For instance ladies, remember that hunky guy with the long hair you chatted to at that rock concert in 1975?
He may be sitting across the table from you right now.
Over time his hair may have disappeared inwards and now be trying to reach the outside world via his nostrils but this shouldn't detract from the fact that at some time you were all giggly talking to this God-like creature in the queue for the Portaloo.
Myself and others of a similar profession thrive on such occurrences. Possibly because our "journalistic instincts" (read: nosy) seem to direct us to such situations and possibly because we like a laugh and people are funny.
For example: Last week I walk into a local fast food outlet and join the group of people all staring at the menu high on the wall above the counter.
I'm sure you know what I mean. A million ankle-high aliens could be scampering around at our feet, stealing our shoelaces and we wouldn't see them. We are all staring up at the board.
This is an occasion where nobody knows anybody else so the conversation is emanating only from those behind the counter.
It is "kitchen speak" and comes in a variety of languages we don't understand and which basically reflect the rich diversity of our population.
It is entirely possible comment is being made about the dimensions of customer A or whether Chris and Rachel will get back together on Shorty. But we just assume they are talking about food preparation. I mean it must be. That's all we talk about in the kitchen, isn't it?
So I'm standing there with maybe four or five people. All looking up at the board when a number is called and a quiet, ordinary bloke comes forward. Takes his order, thanks the counter staff and heads off.
It was Cliff Curtis. Local boy turned Hollywood actor. In for a bit of takeout before the next blockbuster, I assume.
Obviously someone behind the counter knew who he was and the kitchen speak reached fever pitch as Cliff disappeared into the night.

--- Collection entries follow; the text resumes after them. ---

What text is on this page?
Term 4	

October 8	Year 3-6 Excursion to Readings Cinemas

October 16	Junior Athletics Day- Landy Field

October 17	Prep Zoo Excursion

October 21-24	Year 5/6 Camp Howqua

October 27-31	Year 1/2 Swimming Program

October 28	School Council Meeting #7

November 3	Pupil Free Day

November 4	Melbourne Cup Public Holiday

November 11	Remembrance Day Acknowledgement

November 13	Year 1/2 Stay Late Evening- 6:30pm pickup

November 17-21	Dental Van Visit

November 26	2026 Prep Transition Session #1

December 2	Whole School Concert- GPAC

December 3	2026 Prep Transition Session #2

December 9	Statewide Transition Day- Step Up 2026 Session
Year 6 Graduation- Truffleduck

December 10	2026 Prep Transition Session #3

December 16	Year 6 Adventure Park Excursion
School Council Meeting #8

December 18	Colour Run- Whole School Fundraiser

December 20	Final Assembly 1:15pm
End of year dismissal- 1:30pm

It took a while for the talk to reach the front counter and, when it did, the message delivered to the main man on the front counter was obviously not exactly how it had started out.

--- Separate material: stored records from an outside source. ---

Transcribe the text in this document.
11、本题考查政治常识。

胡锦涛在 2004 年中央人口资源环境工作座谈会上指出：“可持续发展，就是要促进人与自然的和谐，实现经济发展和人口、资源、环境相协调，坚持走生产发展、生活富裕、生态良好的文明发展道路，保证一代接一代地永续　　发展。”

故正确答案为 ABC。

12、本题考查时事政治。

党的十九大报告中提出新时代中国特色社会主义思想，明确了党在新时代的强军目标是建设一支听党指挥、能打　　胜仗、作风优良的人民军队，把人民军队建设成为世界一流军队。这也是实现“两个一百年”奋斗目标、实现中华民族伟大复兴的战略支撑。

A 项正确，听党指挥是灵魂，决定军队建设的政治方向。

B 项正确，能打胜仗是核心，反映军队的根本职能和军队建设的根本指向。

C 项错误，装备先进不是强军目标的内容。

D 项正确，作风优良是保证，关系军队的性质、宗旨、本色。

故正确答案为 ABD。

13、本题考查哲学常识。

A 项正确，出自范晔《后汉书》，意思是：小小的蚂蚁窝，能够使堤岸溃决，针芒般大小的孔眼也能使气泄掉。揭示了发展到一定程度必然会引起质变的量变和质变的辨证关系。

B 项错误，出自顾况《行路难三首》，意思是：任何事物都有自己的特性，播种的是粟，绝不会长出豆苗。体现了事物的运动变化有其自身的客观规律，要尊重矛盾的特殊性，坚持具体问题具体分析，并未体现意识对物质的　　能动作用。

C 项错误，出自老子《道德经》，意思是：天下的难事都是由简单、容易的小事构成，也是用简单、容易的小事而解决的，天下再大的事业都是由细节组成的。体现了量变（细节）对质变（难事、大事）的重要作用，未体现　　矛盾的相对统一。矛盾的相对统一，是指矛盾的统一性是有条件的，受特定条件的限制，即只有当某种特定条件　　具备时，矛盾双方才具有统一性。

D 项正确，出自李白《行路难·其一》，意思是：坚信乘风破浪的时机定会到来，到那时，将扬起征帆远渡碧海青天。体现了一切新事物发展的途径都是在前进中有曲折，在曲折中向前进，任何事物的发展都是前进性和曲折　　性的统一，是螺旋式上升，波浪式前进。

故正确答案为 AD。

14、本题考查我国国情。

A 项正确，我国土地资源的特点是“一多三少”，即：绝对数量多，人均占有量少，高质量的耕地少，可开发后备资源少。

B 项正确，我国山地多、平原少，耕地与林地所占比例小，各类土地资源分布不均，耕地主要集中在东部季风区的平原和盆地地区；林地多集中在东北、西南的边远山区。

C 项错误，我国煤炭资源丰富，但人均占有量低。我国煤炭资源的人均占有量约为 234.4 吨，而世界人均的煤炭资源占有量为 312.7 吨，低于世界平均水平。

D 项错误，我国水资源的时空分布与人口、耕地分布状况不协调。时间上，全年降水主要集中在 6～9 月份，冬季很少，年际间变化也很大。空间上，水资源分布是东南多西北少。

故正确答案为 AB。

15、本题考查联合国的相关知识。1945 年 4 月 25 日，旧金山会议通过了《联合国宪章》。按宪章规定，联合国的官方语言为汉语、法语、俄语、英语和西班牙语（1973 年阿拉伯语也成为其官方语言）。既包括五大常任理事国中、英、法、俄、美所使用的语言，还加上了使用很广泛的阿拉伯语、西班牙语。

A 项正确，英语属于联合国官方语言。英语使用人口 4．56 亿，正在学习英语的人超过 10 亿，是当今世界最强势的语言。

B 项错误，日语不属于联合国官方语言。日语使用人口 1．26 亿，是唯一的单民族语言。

(Without wishing to appear unkind but anxious to create the right mood for this story, you need to imagine the accent of a Russian border guard for this bit.)

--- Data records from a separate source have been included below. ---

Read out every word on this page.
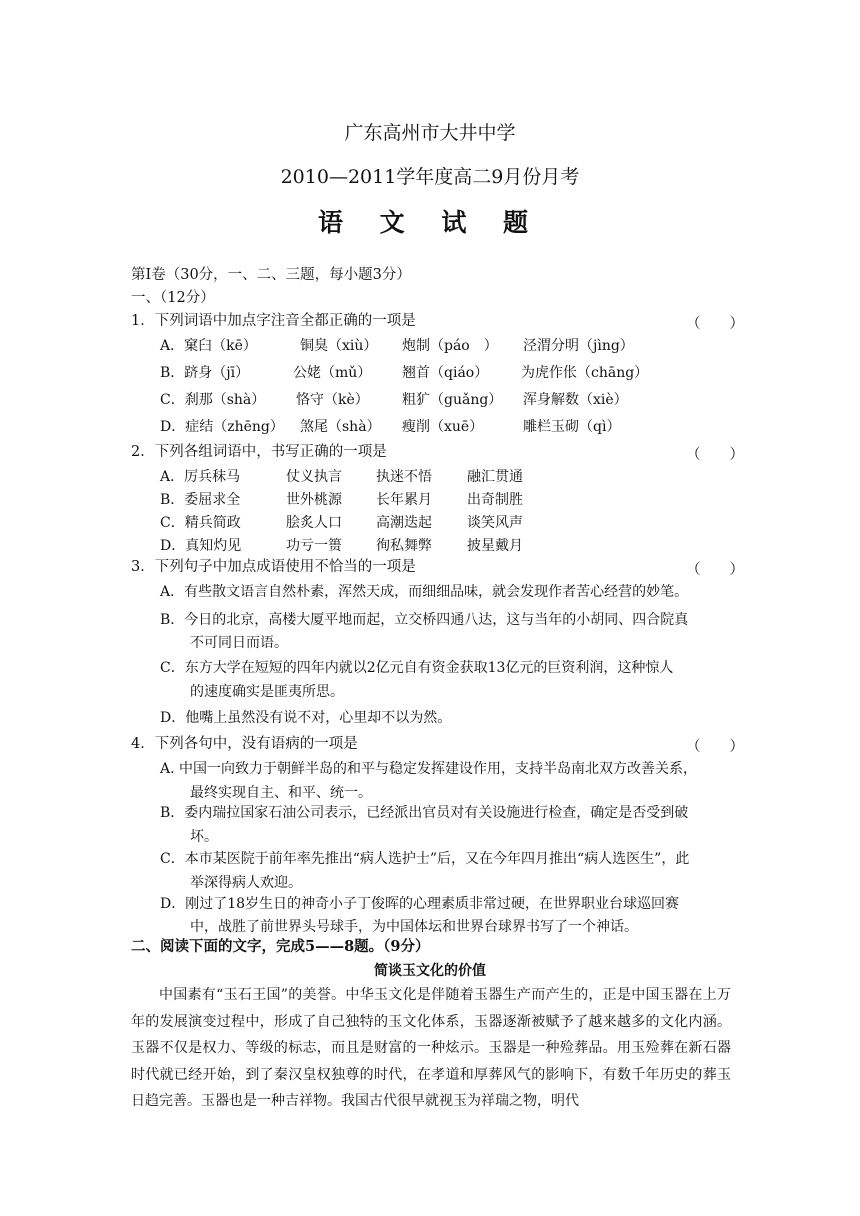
广东高州市大井中学
2010—2011学年度高二9月份月考
语 文 试 题
第Ⅰ卷（30分，一、二、三题，每小题3分）
一、（12分）
1．下列词语中加点字注音全都正确的一项是	（　　）
A．窠臼（kē）	铜臭（xiù） 炮制（páo　） 泾渭分明（jìng）
B．跻身（jī）	公姥（mǔ） 翘首（qiáo） 为虎作伥（chāng）
C．刹那（shà） 恪守（kè） 粗犷（guǎng） 浑身解数（xiè）
D．症结（zhēng） 煞尾（shà） 瘦削（xuē）	雕栏玉砌（qì）
2．下列各组词语中，书写正确的一项是	（　　）
A．厉兵秣马	仗义执言 执迷不悟	融汇贯通
B．委屈求全	世外桃源 长年累月	出奇制胜
C．精兵简政	脍炙人口 高潮迭起	谈笑风声
D．真知灼见	功亏一篑 徇私舞弊	披星戴月
3．下列句子中加点成语使用不恰当的一项是	（　　）
A．有些散文语言自然朴素，浑然天成，而细细品味，就会发现作者苦心经营的妙笔。
B．今日的北京，高楼大厦平地而起，立交桥四通八达，这与当年的小胡同、四合院真
不可同日而语。
C．东方大学在短短的四年内就以2亿元自有资金获取13亿元的巨资利润，这种惊人
的速度确实是匪夷所思。
D．他嘴上虽然没有说不对，心里却不以为然。
4．下列各句中，没有语病的一项是	（　　）
A. 中国一向致力于朝鲜半岛的和平与稳定发挥建设作用，支持半岛南北双方改善关系，
最终实现自主、和平、统一。
B．委内瑞拉国家石油公司表示，已经派出官员对有关设施进行检查，确定是否受到破
坏。
C．本市某医院于前年率先推出“病人选护士”后，又在今年四月推出“病人选医生”，此
举深得病人欢迎。
D．刚过了18岁生日的神奇小子丁俊晖的心理素质非常过硬，在世界职业台球巡回赛
中，战胜了前世界头号球手，为中国体坛和世界台球界书写了一个神话。
二、阅读下面的文字，完成5——8题。（9分）
简谈玉文化的价值
中国素有“玉石王国”的美誉。中华玉文化是伴随着玉器生产而产生的，正是中国玉器在上万年的发展演变过程中，形成了自己独特的玉文化体系，玉器逐渐被赋予了越来越多的文化内涵。玉器不仅是权力、等级的标志，而且是财富的一种炫示。玉器是一种殓葬品。用玉殓葬在新石器时代就已经开始，到了秦汉皇权独尊的时代，在孝道和厚葬风气的影响下，有数千年历史的葬玉日趋完善。玉器也是一种吉祥物。我国古代很早就视玉为祥瑞之物，明代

Looking somewhat surprised, Head Honcho looked straight at me and said: "Excuse me, please. You are famous movie star?"
Simple mistake, I thought. Obviously there are some strong similarities between me and Cliff Curtis. We are both ruggedly handsome (ahem). We both wear shoes ... the list would go on and on I'm sure. But I'm no actor. I did play a king once in my pre-school Nativity play but since then it would be fair to say my agent has not been very busy. So I had to come clean.
"Not me, mate," I said. "But that last guy was Cliff Curtis".
I could tell this revelation was completely lost on Head Honcho (sorry, Cliff) who at that point was engaged in conversation with his mate who was presumably explaining the error.
'Oh. What he in?" he asked, sounding disappointed a marketing opportunity may have just walked out the door.
That threw me. I mean I know Cliff's been busy doing all sort of stuff but I couldn't think of anything. I looked around for another patron to help.
Waste of time. All staring at the board. Nobody wanting to get involved. I think if I had asked, someone might have muttered in trance-like tones: "Scoop of chips and a sausage." So I had to press on by myself.
"Oh, heaps of things. You know ... he was Uncle Bully. Bad guy."
Silence. Complete confusion.
By this stage I judged Head Honcho was feeling a little embarrassed by the wrong information he had been fed and was going to make someone pay.
"So, he kill people?," he asked.
"Er, not sure," I said still floundering. "I suppose so."
"Well maybe he like to kill my brother," he said motioning towards his mate, before adding, "but maybe just in movie."
We all laughed. As you do. Mine was of the nervous variety. As I left with my order, I swear the kitchen speak went up a few notches and I heard knives being sharpened.